2.) Gemäß Art. 229 § 5 S. 2 EGBGB sind die aufgrund der Schuldrechtsreform vom 26.11.2001 geltenden Regelungen des BGB im Rahmen des Dauerschuldrechtsverhältnisses „Arbeitsvertrag” auf alle diejenigen Ansprüche anzuwenden, die am 01.01.2003 noch nicht verfallen waren.
3.) Würde die Unwirksamkeit einer Allgemeinen Geschäftsbedingungen entsprechenden arbeitsvertraglichen Verfallklausel die Rechtsstellung des Arbeitnehmers im konkreten Fall verbessern, so ist die Unklarheitenregel des § 305 c BGB „umgekehrt” anzuwenden, d. h. es ist zu prüfen, ob die Arbeitsvertragsklausel bei der scheinbar arbeitnehmerfeindlichsten Auslegung wegen Verstoßes gegen ein Klauselverbot unwirksam wäre.
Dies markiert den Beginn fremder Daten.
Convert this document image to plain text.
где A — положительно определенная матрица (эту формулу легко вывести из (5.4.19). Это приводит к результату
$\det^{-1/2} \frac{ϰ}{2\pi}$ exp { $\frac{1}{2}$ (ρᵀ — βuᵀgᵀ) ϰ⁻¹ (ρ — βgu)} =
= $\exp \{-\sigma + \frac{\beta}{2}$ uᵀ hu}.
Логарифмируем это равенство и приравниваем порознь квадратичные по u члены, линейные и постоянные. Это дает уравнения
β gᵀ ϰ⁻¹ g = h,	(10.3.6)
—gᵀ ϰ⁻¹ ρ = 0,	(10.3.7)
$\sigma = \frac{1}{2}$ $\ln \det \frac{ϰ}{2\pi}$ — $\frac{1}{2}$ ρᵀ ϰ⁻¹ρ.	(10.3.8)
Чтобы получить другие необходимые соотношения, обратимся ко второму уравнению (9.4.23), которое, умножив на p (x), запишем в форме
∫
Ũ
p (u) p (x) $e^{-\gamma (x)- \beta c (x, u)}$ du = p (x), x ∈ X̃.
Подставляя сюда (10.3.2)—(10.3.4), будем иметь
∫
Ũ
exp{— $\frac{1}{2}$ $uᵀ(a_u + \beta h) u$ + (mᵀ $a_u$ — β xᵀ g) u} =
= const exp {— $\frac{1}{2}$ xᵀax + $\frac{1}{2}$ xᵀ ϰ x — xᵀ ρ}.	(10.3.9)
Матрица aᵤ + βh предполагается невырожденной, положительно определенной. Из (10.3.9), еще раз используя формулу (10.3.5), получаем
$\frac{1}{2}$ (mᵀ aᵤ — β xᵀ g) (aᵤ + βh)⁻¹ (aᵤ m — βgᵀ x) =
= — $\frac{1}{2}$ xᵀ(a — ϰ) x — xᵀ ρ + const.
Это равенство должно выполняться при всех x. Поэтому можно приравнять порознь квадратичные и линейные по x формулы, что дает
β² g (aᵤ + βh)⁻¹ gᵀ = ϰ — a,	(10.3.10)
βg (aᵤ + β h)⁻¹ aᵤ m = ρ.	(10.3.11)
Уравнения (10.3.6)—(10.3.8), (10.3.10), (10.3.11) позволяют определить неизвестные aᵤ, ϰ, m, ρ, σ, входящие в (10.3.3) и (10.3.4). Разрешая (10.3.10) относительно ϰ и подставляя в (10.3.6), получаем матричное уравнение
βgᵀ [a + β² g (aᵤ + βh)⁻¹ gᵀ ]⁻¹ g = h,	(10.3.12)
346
4.) Zur Auslegung einer Abrechnungsklausel in einem arbeitsgerichtlichen Vergleich.
Normenkette
BGB §§ 242, 305c, 307, 311; EGBGB Art. 229; EGBGB § 5; SGB III § 143a; SGB X § 115
Verfahrensgang
ArbG Köln (Urteil vom 31.08.2004; Aktenzeichen 16 Ca 5646/04) |
Tenor
Auf die Berufung der Klägerin hin wird das Urteil des Arbeitsgerichts Köln vom 31.08.2004 in Sachen 16 Ca 5646/04 abgeändert:
Die Beklagte wird verurteilt, an die Klägerin über den bereits zugesprochenen Betrag von 652,59 EUR hinaus weitere 3.720,96 EUR nebst Zinsen in Höhe von
5 Prozentpunkten über dem Basiszinssatz seit dem 19.01.2004 und darüber hinaus Zinsen aus dem Betrag von 652,59 EUR in Höhe von 5 Prozentpunkten über dem Basiszinssatz für die Zeit vom 19.01.2004 bis 22.10.2004 zu zahlen.
Die Kosten des Rechtsstreits insgesamt werden der Beklagten auferlegt.
Die Revision wird nicht zugelassen.
Tatbestand
Die Parteien streiten über Annahmeverzugsansprüche der Klägerin aus übergegangenem Recht.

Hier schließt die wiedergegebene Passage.